Accounting for school assets

20 Jan 15
Laura Deery

It’s all very confusing with the patchwork of faith, community and foundation schools. Where do they each fit in local authority balance sheets? Help is at hand from CIPFA

The complicated patchwork of schools in England and Wales generates much discussion about their governance, funding and performance but also complicates their accounting. While community schools are clearly within the local authority boundary and academies outside, for foundation and faith schools the position was less clear.

To bring consistency of approach a joint Treasury and CIPFA/LASAAC working group was established in 2013 to review the accounting treatment of local authority maintained schools. After consultation, CIPFA/LASAAC has incorporated the following in the 2014/15 Code of Practice on Local Authority Accounting in Appendix E:

● Local authority maintained schools are capable of being treated as entities for control purposes.

● For those schools, the balance of control under IFRS 10: Consolidated financial statements lies with local authorities and therefore transactions should be reported within the local authority boundary.

● The adaptation of IFRS 10 and IAS 27: Separate financial statements requires that schools’ transactions should be recognised within the financial statements of local authorities.

However, CIPFA has become aware of difficulties with the recognition of schools’ non-current assets in local authority balance sheets.

To help, the Local Authority Accounting Panel has issued LAAP bulletin 101: Accounting for non-current assets used by local authority maintained schools (December 2014). This confirms that property used by schools should be recognised in accordance with asset recognition tests under Chapter 4 of the Code of Practice. In relation to property owned by religious bodies and occupied by voluntary aided (VA), voluntary controlled (VC) and some foundation schools, CIPFA understands that in most cases there has been no reassignment of property rights that would pass control to the schools or their governing bodies.

The bulletin examines arrangements for such properties under IAS 16: Property, Plant and Equipment, and in particular the definition of an asset in The conceptual framework for financial reporting 2010 (IASB Conceptual Framework). It concludes that these would not be recognised as assets controlled by the school and should not be recognised in local authority balance sheets.

But it says: ‘Local authorities will need to establish that the situation and analysis exists for VA, VC schools and foundation schools where assets are owned by religious bodies in their area and assure themselves as to the extent to which this situation is applicable. Where different circumstances exist or where schools can prove that the rights of the trustees/owners are not substantive, authorities and schools may wish to consider the asset recognition criteria and circumstances outlined in the bulletin.’
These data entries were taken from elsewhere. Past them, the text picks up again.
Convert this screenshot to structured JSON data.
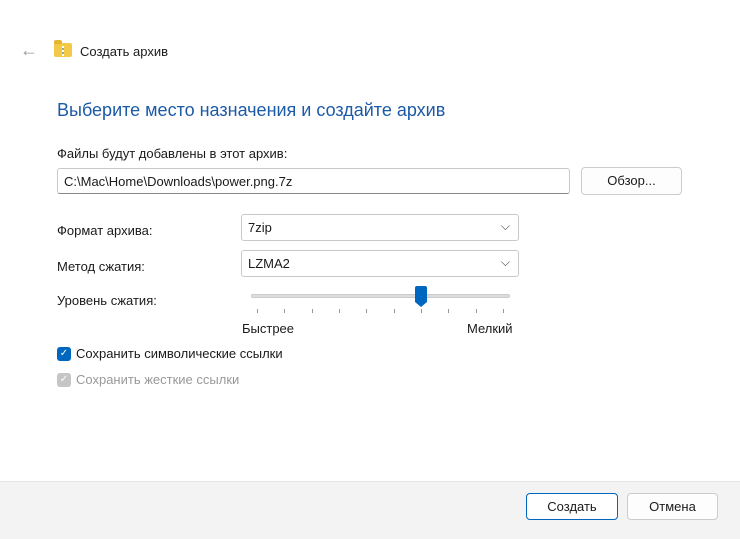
{
  "header": {
    "back_icon": "arrow-left-icon",
    "title": "Создать архив"
  },
  "heading": "Выберите место назначения и создайте архив",
  "path": {
    "label": "Файлы будут добавлены в этот архив:",
    "value": "C:\\Mac\\Home\\Downloads\\power.png.7z",
    "browse": "Обзор..."
  },
  "format": {
    "label": "Формат архива:",
    "value": "7zip"
  },
  "method": {
    "label": "Метод сжатия:",
    "value": "LZMA2"
  },
  "level": {
    "label": "Уровень сжатия:",
    "min_label": "Быстрее",
    "max_label": "Мелкий",
    "value": 6,
    "max": 9
  },
  "checkboxes": [
    {
      "label": "Сохранить символические ссылки",
      "checked": true,
      "enabled": true
    },
    {
      "label": "Сохранить жесткие ссылки",
      "checked": true,
      "enabled": false
    }
  ],
  "footer": {
    "create": "Создать",
    "cancel": "Отмена"
  },
  "colors": {
    "accent": "#0067c0",
    "heading": "#1c5aa6"
  }
}
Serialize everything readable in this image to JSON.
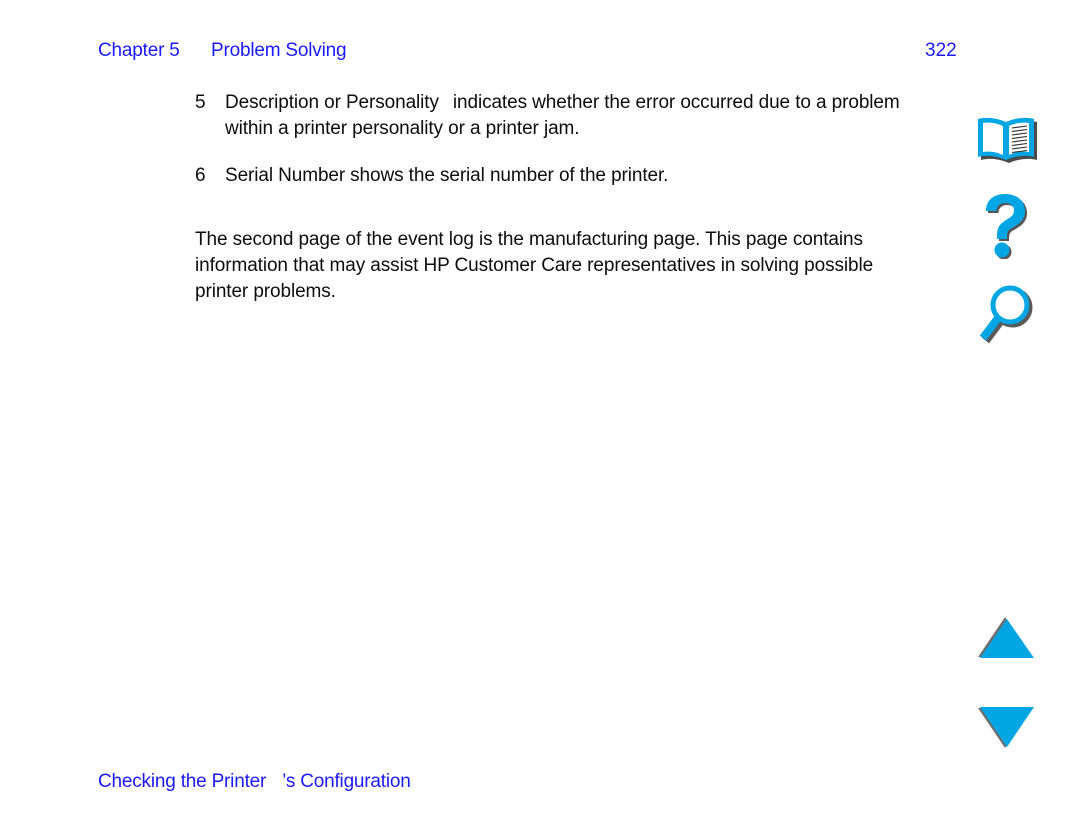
{
  "header": {
    "chapter_label": "Chapter 5",
    "section_title": "Problem Solving",
    "page_number": "322"
  },
  "colors": {
    "link_blue": "#1a1aff",
    "icon_cyan": "#00A6E3",
    "icon_shadow": "#6e6e6e",
    "body_text": "#0d0d0d"
  },
  "main": {
    "items": [
      {
        "number": "5",
        "term": "Description or Personality",
        "text": "indicates whether the error occurred due to a problem within a printer personality or a printer jam."
      },
      {
        "number": "6",
        "term": "Serial Number",
        "text": "shows the serial number of the printer."
      }
    ],
    "paragraph": "The second page of the event log is the manufacturing page. This page contains information that may assist HP Customer Care representatives in solving possible printer problems."
  },
  "footer": {
    "link_part_1": "Checking the Printer",
    "link_part_2": "’s Configuration"
  },
  "nav_rail": {
    "buttons": [
      {
        "name": "book-icon",
        "label": "Table of Contents"
      },
      {
        "name": "question-mark-icon",
        "label": "Help"
      },
      {
        "name": "magnifier-icon",
        "label": "Search"
      },
      {
        "name": "triangle-up-icon",
        "label": "Previous Page"
      },
      {
        "name": "triangle-down-icon",
        "label": "Next Page"
      }
    ]
  }
}
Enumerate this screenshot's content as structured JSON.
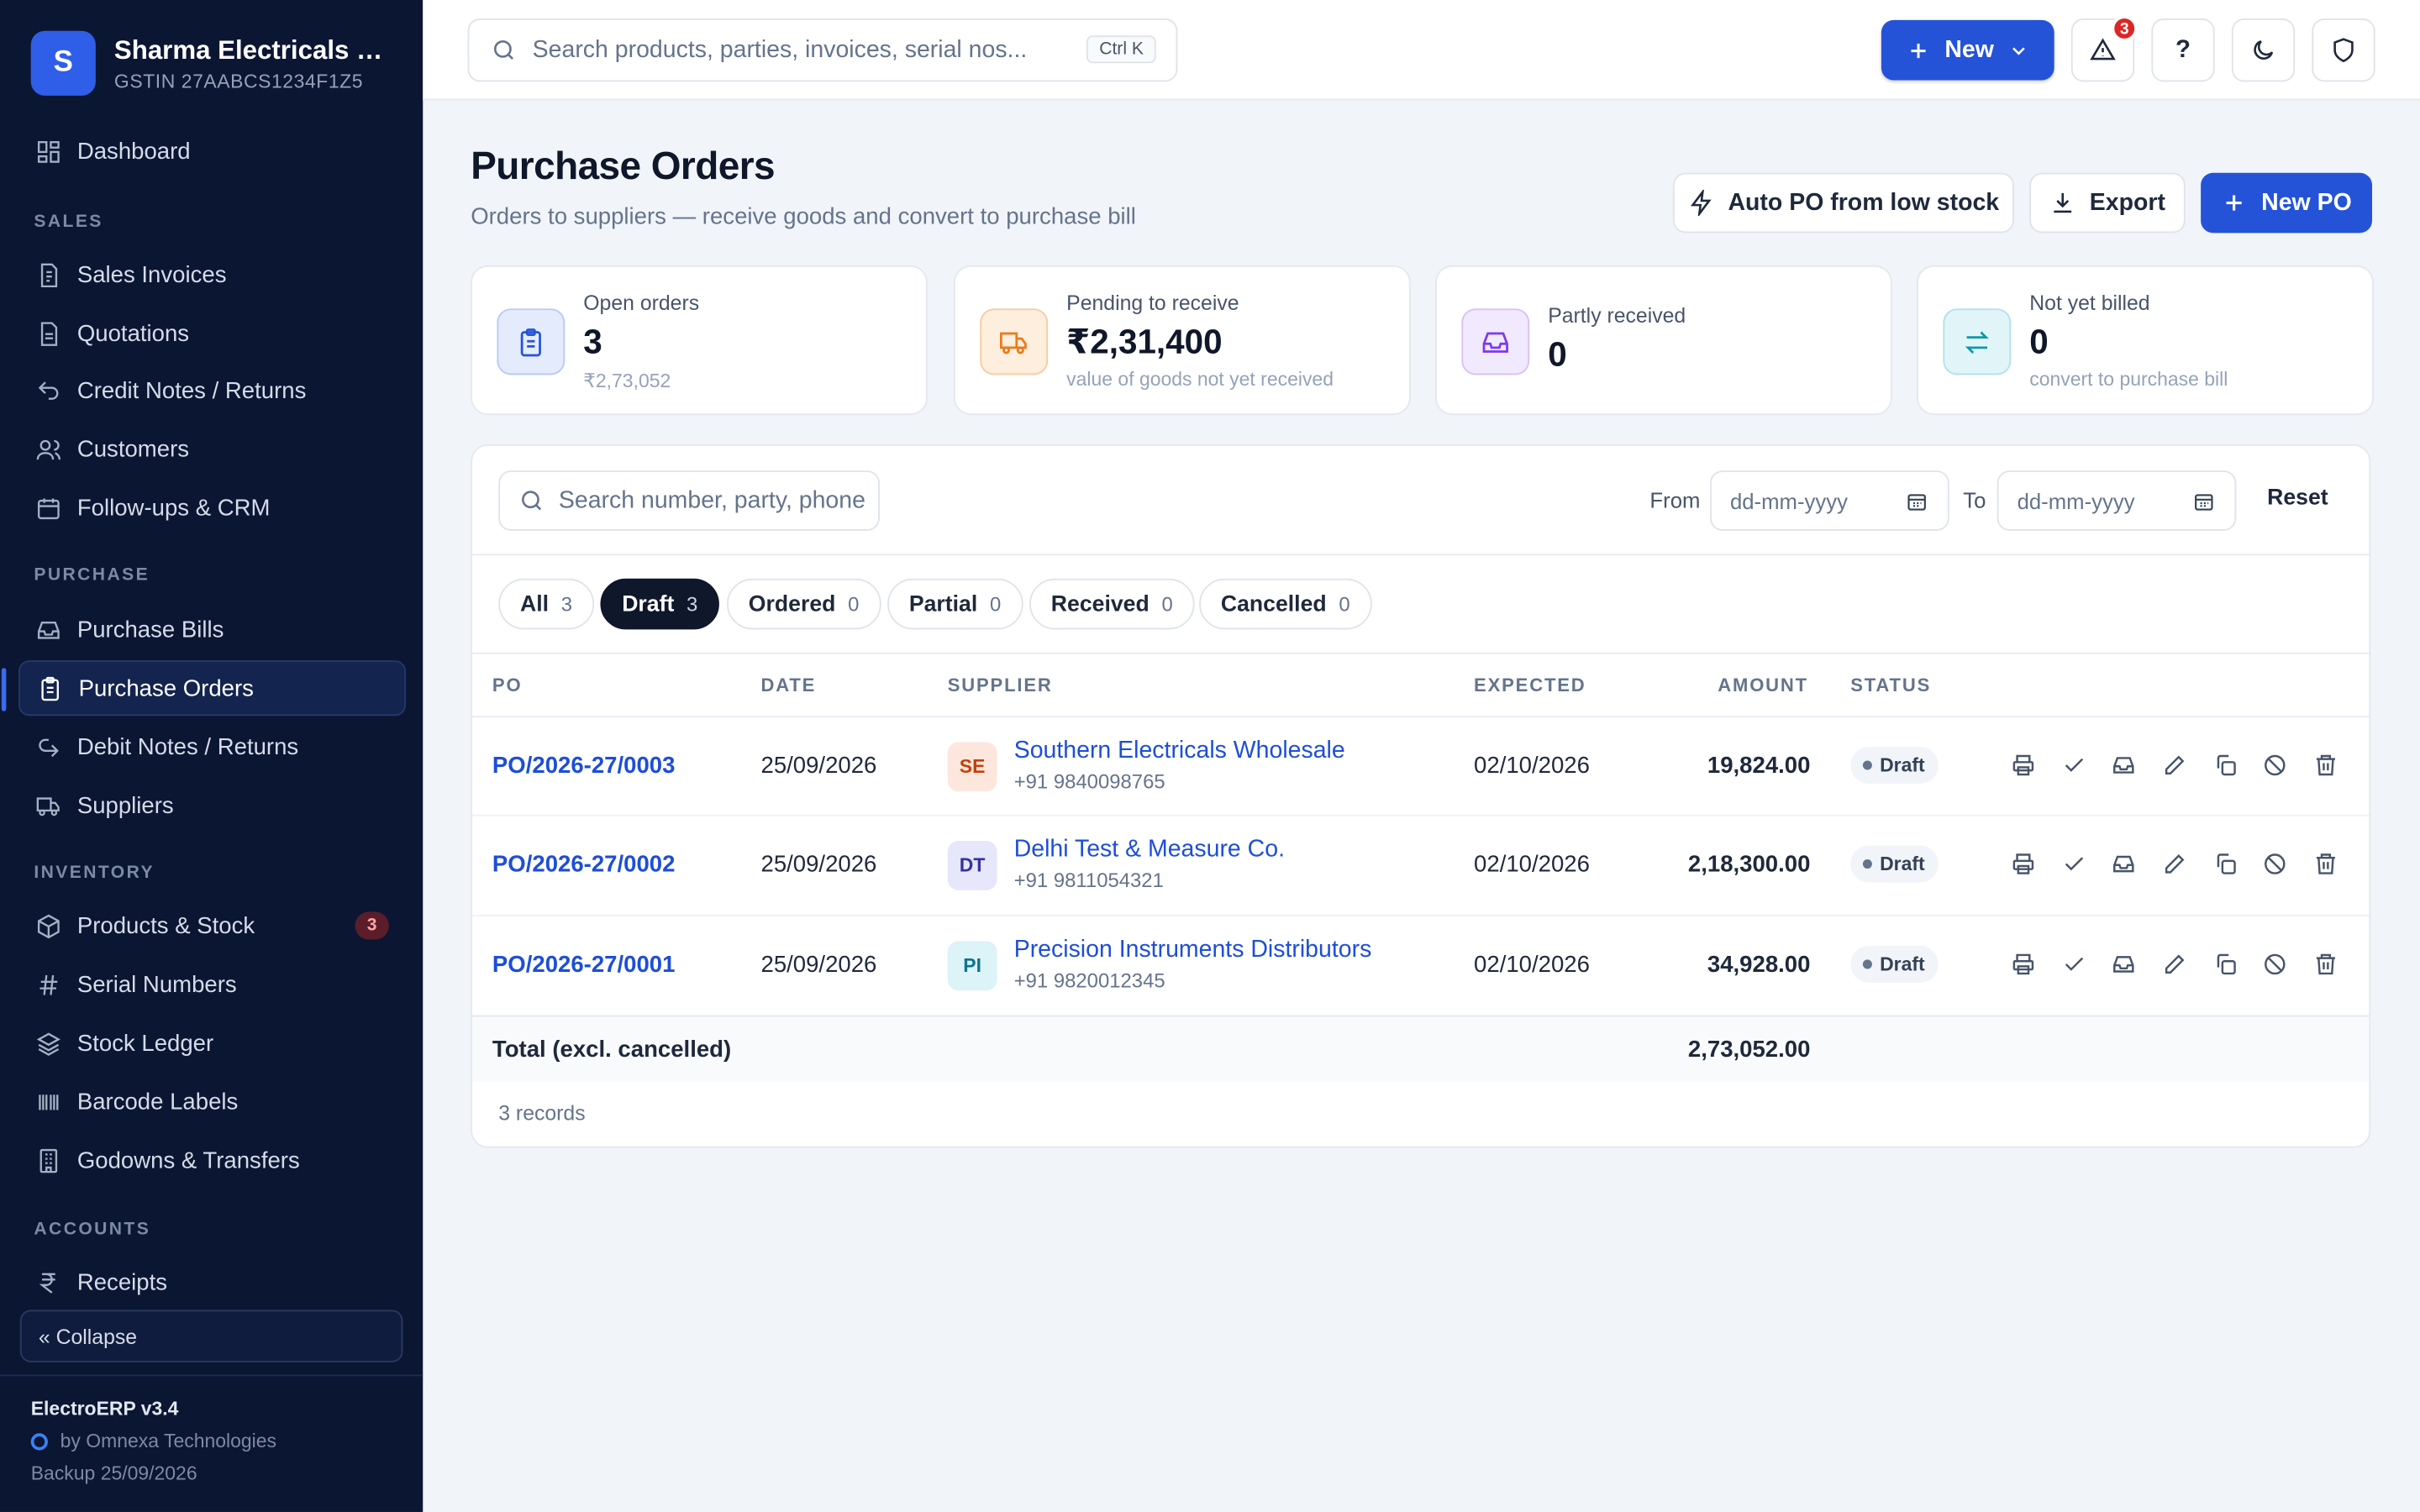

The bulletin (downloadable in PDF format from the CIPFA website here) also confirms that where assets are owned by the governing bodies of foundation schools it is likely that they will be recognised as assets of the school.

Where other arrangements for foundation schools, these would need to be assessed to determine whether enforceable and substantive rights to the assets are assigned to the governing body.

The recognition of non-current assets outlined above will be deemed to be a change in accounting policy if non-current assets are not recognised currently in the local authority balance sheets.

An update by CIPFA/LASAAC to the 2014/15 Code of Practice includes transitional provisions for schools’ non-current assets to be recognised for the first time at fair value. The transitional provisions permit this valuation to be treated as a deemed cost.